Hoy he vuelto a tener ese sueño
angustioso en el que no soy capaz de salir de un círculo vicioso de escaleras. Escaleras
como las de las entrañas de un feo edificio de hormigón gris y sin amor;
escaleras que se expanden hacia abajo y en el infinito sin final aparente,
mientras, siempre, a mi derecha, de manera ilógica, rota conmigo un gran
ventanal alargado hacia arriba, desde donde vengo y a donde vuelvo, y tras él
se dilucida el espectro de la nieve cayendo inexorable en un cielo gris y
sucio. Es la misma nieve que se escupió por la tierra el día del entierro de mi
padre. El adiós al viejo fue a contraluz, y jamás miré al ataúd, cuyo frío
rostro de negra madera de caoba (yo siempre dije que ese tipo de lujos a un
muerto están fuera de lugar), fue bastante más condescendiente de lo que fue mi
padre en vida (acaso porque fue Don Juan, fue Alighieri y Caravaggio, y no fue
ninguno de ellos). No miré siquiera en el último momento, cuando los copos
efímeros daban un surrealista aspecto de enorme mariquita negra a la caja; ni
cuando la gran mole de tumbas le llevó al anonimato de las cruces de piedra y
los pasos rápidos por el miedo a los muertos. Por eso se quedó grabada la imagen
de la nieve en mi cabeza, y por eso mi padre me despreció una última vez antes
de desaparecer por siempre en el tiempo.
El sueño de las escaleras
interminables me perturba. La idea de eternidad me da vértigo, y duermo
aterrado cada noche, expectante por si de repente me vuelvo a ver obligado a
descender otra vez, maldito y anclado en la historia como Prometeo, sufriendo
ser el único ente invariable en su tarea en el lecho de un mundo cambiante y
maravilloso. Temo porque cuando llueva no cese nunca, temo porque todas las
cosas pierdan el valor de espontáneas, y con ellas se vuele su belleza. Temo
porque los versos de Bécquer se vuelvan fríos y monótonos, y el dolor de
Beethoven en su música, y su pasión, se pierdan en mi memoria, destinada a
olvidar y confundir hechos en el tiempo (cómo olvidar la Revolución Francesa,
la boda de mi hija, su eterna desaparición posterior, el desprecio de mi padre;
si no es suplantando tales recuerdos por otros).

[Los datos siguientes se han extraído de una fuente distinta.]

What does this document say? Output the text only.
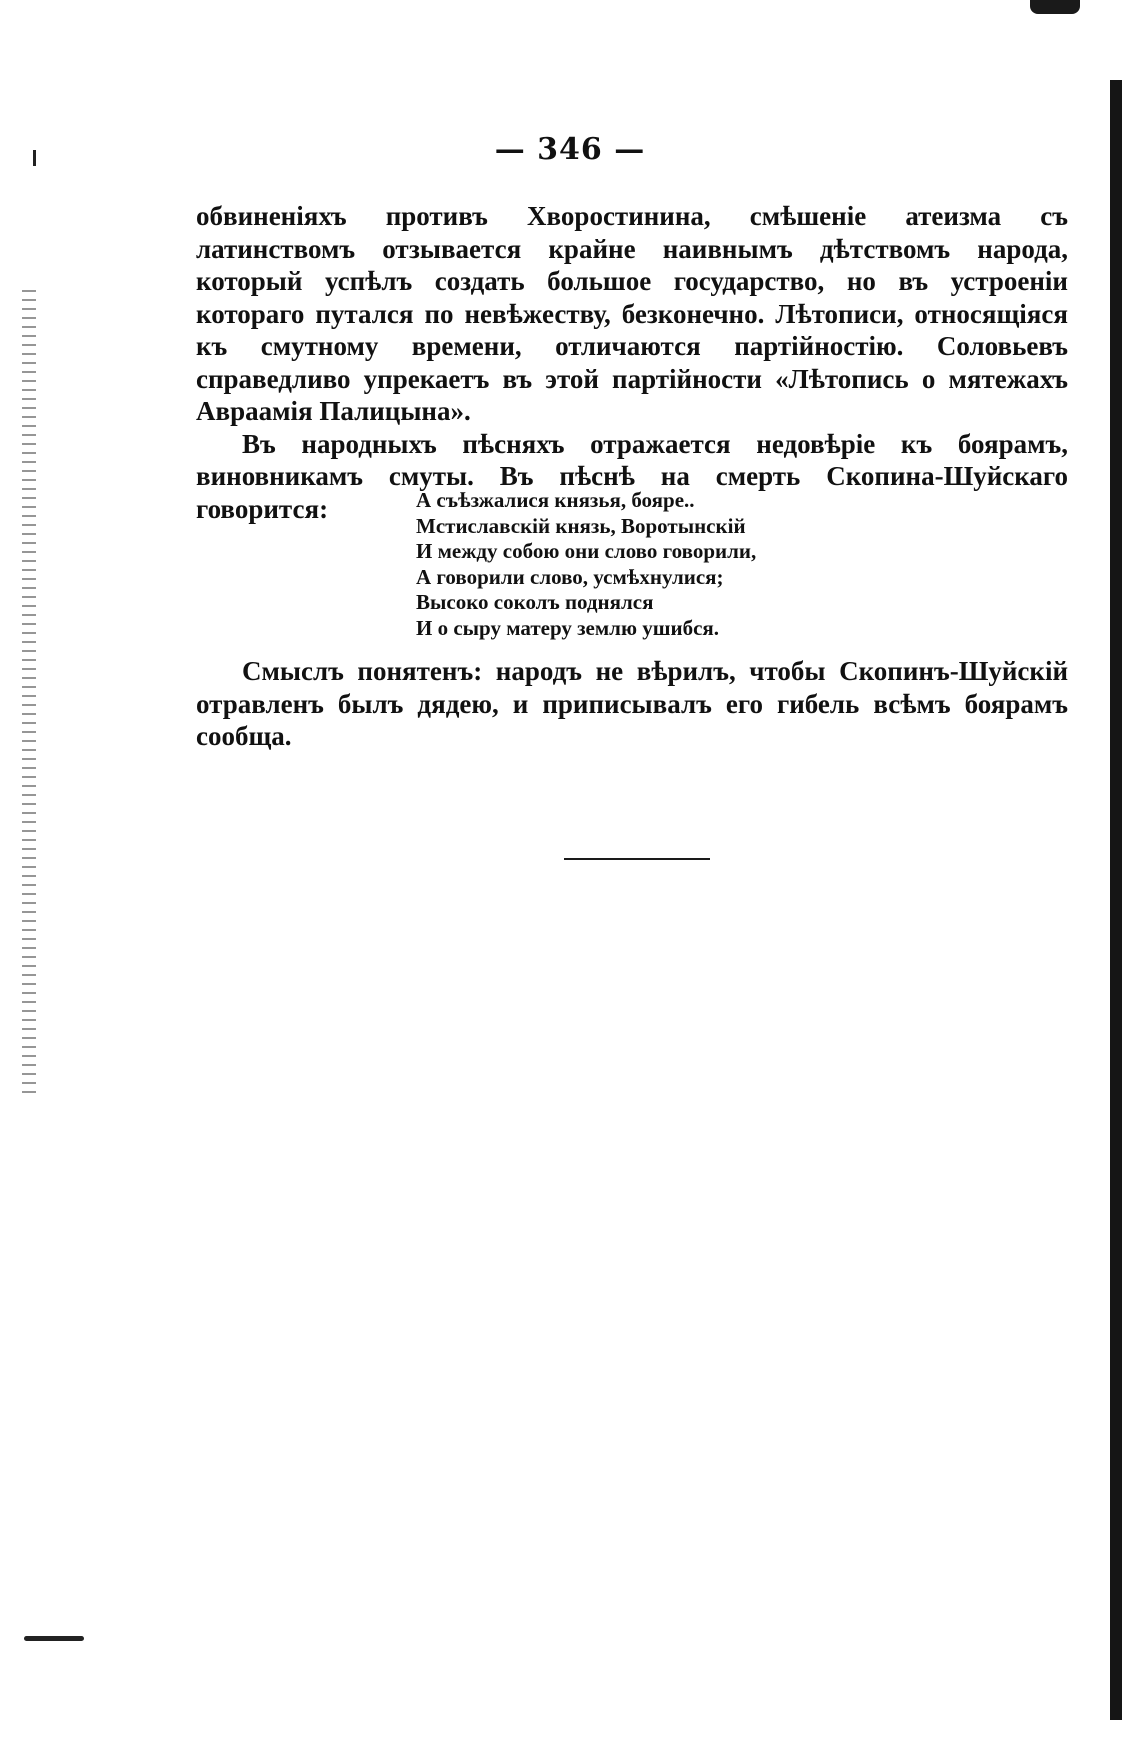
— 346 —

обвиненіяхъ противъ Хворостинина, смѣшеніе атеизма съ латинствомъ отзывается крайне наивнымъ дѣтствомъ народа, который успѣлъ создать большое государство, но въ устроеніи котораго путался по невѣжеству, безконечно. Лѣтописи, относящіяся къ смутному времени, отличаются партійностію. Соловьевъ справедливо упрекаетъ въ этой партійности «Лѣтопись о мятежахъ Авраамія Палицына».

Въ народныхъ пѣсняхъ отражается недовѣріе къ боярамъ, виновникамъ смуты. Въ пѣснѣ на смерть Скопина-Шуйскаго говорится:	А съѣзжалися князья, бояре..
Мстиславскій князь, Воротынскій
И между собою они слово говорили,
А говорили слово, усмѣхнулися;
Высоко соколъ поднялся
И о сыру матеру землю ушибся.

Смыслъ понятенъ: народъ не вѣрилъ, чтобы Скопинъ-Шуйскій отравленъ былъ дядею, и приписывалъ его гибель всѣмъ боярамъ сообща.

Mamá siempre dijo que mis sueños son premoniciones. Ahora, lo único que me salva de la locura es este páramo, tan muerto como yo, lleno de árboles secos y grisáceos, y una extensión enorme de hierba verde y mentirosa, como la condescendencia a un niño. Siempre, al despertar empapado en sudor por el esfuerzo de la inacabable carrera onírica, su sola presencia, muda e impersonal al otro lado de la ventana de mi habitación, me recuerda brevemente que sigo vivo, por algún extraño azar que no acabo de comprender.
Mamá siempre amó este lugar.
Mamá (también) estaba enferma.
Mamá rehuyó vivir en el piso de
arriba cuando su enfermedad comenzó a arrebatárnosla. Decía temer subir las
escaleras y no lograr llegar jamás arriba. Sentía auténtico terror.
Mamá también murió, pero aquel
día no nevaba. Quizás mi sueño sea la síntesis de ambos, padre y madre, unos
recuerdos que tienen que disfrazarse porque no quieren desaparecer. Mi memoria
me ha traicionado. Ahora tiene nombre alemán. Mis recuerdos intentan salvarme,
y salvarse, pero es completamente estéril cualquier esfuerzo.
Cada mañana despierto empapado en
sudor, y cada mañana me asomo a una ventana por instinto. Cada mañana me cuesta
más reconocer esta, mi tierra natal. Al hombre se le arrebatan todas sus cosas
amadas esta vida. A cambio, queda el insondable olvido y un abandono cruel. La
vida de un hombre es insignificante, si no queda un recuerdo vivo de él. Espero
que alguien guarde los míos, que pierdo como si se me cayesen de los bolsillos.